Putin Pulls Back, US Offers Nigeria Help
Wednesday, May 7, 2014
Vol. 3, No. 127
Ukraine: Russian President Vladimir Putin announced that he is pulling back his troops from the eastern Ukraine border. “We have pulled them back. Today they are not at the Ukrainian border but in places of regular exercises, at training grounds.” As many as 40,000 soldiers were holding exercises in a position to invade. Putin also said he’s urging separatists to postpone their May 11 referendum.
The Girls: The US has offered help to Nigeria, including military and police advisers, hostage negotiators, and psychologists in the effort to recover hundreds of girls kidnapped by the Muslim extremist group Boko Haram. The US is not offering direct military aid. Nigeria’s President Goodluck Jonathan has been slow to act against the group trying to overthrow secular government. His wife Patience was even critical of protesters calling for action. She told one of the protest leaders, “You are playing games. Don’t use schoolchildren and women for demonstrations again.”

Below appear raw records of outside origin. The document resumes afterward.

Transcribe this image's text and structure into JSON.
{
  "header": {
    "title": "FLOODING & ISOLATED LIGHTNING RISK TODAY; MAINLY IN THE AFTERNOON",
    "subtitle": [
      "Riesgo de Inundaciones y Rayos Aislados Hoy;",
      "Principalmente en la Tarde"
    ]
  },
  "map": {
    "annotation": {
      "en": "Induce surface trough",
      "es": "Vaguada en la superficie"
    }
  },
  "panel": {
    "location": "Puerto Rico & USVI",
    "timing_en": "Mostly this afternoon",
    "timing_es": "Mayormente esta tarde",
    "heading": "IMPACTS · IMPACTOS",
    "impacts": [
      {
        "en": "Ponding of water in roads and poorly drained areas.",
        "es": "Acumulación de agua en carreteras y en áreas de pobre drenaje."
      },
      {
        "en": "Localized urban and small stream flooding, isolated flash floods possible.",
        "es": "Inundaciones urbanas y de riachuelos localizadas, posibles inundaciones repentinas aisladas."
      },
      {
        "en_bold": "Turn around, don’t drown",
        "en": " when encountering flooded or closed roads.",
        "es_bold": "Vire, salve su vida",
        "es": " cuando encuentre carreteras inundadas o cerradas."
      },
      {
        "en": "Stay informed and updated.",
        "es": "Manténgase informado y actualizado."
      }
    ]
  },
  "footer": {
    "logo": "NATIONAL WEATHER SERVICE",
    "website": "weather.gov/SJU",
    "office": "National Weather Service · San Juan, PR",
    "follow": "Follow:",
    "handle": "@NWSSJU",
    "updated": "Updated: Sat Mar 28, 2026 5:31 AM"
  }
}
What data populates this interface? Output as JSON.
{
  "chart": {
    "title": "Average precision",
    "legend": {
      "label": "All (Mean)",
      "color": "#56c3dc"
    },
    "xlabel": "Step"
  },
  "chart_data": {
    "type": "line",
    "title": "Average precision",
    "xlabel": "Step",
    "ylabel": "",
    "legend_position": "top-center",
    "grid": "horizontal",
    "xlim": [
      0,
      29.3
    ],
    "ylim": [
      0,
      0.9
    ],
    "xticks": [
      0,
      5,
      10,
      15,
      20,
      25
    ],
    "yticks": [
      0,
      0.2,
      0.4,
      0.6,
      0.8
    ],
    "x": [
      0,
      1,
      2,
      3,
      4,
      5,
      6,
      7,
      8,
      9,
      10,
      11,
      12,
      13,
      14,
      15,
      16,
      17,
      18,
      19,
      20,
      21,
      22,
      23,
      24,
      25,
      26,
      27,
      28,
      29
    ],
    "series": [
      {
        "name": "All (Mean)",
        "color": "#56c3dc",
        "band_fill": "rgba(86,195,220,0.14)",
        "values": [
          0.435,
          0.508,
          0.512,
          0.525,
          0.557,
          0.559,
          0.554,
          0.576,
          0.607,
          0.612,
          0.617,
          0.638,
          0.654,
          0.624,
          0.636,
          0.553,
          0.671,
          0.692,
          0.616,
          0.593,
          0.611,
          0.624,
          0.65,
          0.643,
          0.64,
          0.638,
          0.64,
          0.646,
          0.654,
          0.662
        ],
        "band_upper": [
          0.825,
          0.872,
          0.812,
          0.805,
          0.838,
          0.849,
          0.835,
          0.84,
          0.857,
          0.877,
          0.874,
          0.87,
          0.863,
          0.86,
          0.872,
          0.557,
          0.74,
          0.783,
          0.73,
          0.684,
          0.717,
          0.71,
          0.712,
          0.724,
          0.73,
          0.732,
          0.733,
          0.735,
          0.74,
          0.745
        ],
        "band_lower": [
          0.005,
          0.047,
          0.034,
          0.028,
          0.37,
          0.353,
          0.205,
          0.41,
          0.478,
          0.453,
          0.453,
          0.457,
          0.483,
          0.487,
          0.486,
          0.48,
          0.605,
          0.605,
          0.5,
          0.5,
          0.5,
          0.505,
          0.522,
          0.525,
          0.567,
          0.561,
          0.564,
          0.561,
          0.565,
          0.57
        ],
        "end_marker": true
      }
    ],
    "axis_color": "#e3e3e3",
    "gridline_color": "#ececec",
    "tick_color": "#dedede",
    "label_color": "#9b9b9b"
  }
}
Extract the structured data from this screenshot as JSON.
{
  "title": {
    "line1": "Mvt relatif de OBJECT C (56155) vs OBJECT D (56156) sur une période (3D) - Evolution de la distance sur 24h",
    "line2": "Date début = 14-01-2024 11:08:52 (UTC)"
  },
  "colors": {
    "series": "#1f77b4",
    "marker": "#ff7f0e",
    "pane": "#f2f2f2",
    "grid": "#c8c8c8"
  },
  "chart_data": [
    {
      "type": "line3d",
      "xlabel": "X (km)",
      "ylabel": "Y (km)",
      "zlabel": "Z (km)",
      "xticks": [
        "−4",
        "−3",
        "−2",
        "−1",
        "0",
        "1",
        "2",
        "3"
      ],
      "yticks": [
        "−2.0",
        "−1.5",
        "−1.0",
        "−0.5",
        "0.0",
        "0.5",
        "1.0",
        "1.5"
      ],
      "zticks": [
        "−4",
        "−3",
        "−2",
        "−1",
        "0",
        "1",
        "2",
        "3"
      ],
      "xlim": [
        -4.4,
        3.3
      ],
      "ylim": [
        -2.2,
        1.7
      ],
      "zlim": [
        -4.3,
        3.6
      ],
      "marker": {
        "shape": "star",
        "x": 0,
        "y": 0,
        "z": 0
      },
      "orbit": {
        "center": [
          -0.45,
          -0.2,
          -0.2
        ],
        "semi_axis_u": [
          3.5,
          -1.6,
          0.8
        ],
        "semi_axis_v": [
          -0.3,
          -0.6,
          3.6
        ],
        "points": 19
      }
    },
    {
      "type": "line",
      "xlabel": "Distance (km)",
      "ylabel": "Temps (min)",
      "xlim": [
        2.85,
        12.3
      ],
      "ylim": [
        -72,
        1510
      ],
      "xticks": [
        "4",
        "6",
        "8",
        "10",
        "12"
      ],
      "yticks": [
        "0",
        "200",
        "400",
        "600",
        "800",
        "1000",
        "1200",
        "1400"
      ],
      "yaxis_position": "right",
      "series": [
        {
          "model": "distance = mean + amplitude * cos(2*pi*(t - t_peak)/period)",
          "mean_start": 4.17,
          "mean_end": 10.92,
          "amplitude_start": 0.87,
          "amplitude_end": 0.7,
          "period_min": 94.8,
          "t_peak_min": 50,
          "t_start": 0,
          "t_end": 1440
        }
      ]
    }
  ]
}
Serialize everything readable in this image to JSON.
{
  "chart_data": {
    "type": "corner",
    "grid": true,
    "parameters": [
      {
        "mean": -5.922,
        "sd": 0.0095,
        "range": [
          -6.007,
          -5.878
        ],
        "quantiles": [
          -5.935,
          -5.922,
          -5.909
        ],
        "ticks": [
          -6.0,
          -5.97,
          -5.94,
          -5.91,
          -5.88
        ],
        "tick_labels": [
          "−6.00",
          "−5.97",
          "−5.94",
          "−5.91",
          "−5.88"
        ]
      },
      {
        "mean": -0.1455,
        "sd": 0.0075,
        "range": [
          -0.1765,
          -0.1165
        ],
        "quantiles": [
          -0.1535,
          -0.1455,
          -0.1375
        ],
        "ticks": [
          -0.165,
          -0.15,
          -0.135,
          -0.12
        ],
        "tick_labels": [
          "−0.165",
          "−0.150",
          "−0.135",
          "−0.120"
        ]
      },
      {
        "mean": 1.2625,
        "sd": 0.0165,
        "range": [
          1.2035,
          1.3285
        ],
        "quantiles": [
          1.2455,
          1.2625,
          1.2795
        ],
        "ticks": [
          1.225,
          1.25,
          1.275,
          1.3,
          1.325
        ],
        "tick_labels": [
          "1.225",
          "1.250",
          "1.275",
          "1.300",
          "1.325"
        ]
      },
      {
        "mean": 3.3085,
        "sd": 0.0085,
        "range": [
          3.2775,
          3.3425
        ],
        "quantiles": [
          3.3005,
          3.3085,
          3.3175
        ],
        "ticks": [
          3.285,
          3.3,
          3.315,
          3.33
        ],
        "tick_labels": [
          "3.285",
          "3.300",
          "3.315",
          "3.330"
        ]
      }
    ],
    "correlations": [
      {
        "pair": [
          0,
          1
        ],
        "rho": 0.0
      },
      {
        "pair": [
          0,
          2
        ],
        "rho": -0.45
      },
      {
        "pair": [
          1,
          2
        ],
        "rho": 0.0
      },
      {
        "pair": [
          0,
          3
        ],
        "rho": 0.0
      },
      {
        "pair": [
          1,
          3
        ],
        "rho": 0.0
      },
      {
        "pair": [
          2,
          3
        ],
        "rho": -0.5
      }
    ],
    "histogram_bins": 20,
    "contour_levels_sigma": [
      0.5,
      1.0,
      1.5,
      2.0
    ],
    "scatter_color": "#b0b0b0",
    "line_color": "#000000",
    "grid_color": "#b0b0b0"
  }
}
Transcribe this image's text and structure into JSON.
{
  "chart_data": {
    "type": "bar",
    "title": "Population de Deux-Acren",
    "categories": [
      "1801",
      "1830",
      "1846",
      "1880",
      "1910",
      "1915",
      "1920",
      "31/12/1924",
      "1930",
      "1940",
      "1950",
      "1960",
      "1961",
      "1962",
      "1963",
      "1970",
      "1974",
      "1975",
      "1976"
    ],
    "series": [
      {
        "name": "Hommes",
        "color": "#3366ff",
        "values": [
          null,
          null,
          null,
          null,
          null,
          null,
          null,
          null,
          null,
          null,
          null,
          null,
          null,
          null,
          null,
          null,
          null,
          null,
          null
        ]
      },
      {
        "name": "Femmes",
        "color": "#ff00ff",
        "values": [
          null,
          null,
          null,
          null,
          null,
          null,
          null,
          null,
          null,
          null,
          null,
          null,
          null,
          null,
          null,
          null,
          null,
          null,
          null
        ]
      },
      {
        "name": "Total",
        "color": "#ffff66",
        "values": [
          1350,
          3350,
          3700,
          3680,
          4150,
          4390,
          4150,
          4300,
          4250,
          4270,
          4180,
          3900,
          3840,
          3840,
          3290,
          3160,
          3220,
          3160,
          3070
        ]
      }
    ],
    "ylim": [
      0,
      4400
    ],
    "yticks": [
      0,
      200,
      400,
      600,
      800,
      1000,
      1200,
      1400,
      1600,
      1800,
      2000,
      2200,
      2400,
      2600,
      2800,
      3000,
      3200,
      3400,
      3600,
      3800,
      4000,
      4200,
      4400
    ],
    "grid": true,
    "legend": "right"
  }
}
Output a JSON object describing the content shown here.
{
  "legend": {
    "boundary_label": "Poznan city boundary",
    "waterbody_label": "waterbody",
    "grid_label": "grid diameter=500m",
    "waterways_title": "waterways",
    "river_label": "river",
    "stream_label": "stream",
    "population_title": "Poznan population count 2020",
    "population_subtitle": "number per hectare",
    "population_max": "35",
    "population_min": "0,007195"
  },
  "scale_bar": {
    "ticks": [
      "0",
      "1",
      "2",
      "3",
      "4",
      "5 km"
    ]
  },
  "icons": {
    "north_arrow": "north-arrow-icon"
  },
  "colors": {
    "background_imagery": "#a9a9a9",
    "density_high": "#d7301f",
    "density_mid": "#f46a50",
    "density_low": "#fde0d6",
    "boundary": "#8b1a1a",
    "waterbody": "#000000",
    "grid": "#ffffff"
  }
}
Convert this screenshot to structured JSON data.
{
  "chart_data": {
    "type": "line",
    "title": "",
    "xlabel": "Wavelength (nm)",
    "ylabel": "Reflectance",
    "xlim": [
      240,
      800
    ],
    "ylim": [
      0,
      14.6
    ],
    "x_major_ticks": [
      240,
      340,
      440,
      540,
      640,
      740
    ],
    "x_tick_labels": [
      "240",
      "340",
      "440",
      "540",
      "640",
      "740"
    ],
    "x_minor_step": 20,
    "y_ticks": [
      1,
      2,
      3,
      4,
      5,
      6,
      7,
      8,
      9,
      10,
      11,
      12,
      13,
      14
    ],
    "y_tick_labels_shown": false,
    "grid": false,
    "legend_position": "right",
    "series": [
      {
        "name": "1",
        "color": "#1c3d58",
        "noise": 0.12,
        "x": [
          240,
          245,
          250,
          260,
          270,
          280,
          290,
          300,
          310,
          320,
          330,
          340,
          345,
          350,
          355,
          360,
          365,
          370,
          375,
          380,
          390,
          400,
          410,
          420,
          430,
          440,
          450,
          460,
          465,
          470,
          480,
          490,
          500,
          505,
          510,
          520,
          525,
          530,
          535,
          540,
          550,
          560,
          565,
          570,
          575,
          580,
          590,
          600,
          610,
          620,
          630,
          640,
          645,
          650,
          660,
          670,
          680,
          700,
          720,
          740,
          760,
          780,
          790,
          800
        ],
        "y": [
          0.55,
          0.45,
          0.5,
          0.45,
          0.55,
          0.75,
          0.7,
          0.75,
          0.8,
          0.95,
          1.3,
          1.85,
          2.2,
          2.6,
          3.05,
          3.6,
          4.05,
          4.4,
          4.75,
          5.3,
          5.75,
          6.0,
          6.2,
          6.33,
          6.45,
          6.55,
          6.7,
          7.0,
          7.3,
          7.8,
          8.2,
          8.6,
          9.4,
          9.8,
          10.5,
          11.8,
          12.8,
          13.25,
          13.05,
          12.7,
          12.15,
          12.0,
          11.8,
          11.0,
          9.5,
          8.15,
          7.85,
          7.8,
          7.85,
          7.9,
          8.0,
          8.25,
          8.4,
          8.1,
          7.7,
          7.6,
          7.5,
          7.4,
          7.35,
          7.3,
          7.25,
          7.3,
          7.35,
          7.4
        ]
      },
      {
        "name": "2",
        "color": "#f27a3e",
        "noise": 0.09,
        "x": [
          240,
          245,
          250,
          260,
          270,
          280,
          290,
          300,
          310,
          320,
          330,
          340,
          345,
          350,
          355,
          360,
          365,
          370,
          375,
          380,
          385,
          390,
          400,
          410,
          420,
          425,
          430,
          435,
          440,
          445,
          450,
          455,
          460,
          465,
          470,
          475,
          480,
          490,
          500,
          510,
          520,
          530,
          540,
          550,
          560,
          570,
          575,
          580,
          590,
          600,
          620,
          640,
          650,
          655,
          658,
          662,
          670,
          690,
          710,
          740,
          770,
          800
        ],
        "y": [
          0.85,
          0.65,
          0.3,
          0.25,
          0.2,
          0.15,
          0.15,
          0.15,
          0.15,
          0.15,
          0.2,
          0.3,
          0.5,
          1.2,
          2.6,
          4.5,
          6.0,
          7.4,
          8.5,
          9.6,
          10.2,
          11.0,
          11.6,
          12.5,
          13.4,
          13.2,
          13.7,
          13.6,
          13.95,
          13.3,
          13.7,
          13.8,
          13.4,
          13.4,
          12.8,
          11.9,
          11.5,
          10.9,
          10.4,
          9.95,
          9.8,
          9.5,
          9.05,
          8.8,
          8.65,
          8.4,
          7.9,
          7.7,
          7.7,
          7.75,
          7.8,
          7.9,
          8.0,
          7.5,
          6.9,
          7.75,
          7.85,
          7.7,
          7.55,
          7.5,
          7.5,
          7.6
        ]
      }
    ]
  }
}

World: The sunken South Korean ferry was overloaded with cargo that was not properly secured, according to government prosecutors. The ship was carrying twice its cargo limit, they said, and routinely made trips with too much weight. Divers have pulled 260 bodies from the overturned ship, leaving 42 people still missing. One experienced diver died when his oxygen failed.
> Russian President Vladimir Putin signed a law requiring Internet bloggers to register with the government and be responsible for the accuracy of what they say. It’s an effort to curb critical voices and bring them under control.
Got a Yen?: The Chinese e-commerce giant Alibaba has filed to sell stock in the US, a sign of the growing power of China in Internet business. Alibaba, with its distinctly non-Chinese name, is the Amazon.com and PayPal of China. It both sells goods and owns a payment system that together rake in the yen. Last year Alibaba sold $248 billion worth of stuff, more than Amazon and eBay together. Its initial public offering could be the biggest ever.
The Obit Page: Cornelius Gurlitt, the German recluse who was found last fall to be in possession of a trove of stolen artworks collected by his father during the Nazi era, has died at age 81. Gurlitt died without heirs and the ownership of the 1,280 works by Chagall, Picasso, Matisse and other artists is in dispute. They were discovered in 2012 during a tax evasion investigation. Gurlitt’s father was one of few art dealers allowed by the Nazis to trade in modern “degenerate art,” but many of the pieces were stolen or bought at distress prices from their Jewish owners.
Old News: Monica Lewinsky, the woman who brought down President Bill Clinton in more ways than one, is publishing an account of the affair in Vanity Fair Magazine. It’s titled “Shame and Survival.” That’s it. That’s all we’ve got to say about that.
Chicken Noodle News: Former CNN host Larry King said on the Today Show that he misses daily live television, but he’d have a hard time participating in the network’s wall-to-wall coverage of the missing Malaysia Flight 370. King told host Willie Geist, “And the tough time I would have at CNN now, I think, would be doing this airplane story. Because I think I’d crack up laughing. I think I would have – you know, how many times can you cover a plane? Six weeks and all we know is it made a left turn. ”
Where Rob?: Toronto Mayor Rob Ford “voluntarily” returned home last week after trying to enter the US in Chicago to check into a rehab facility. Ford is reported to have had a conversation with border agents after which he withdrew his request to enter the US. In other words, they wouldn’t let Toronto’s drug addled comic book mayor into the US. For a while Ford was considered missing, causing Jimmy Kimmel to ask, “How do you lose a 330 pound man?”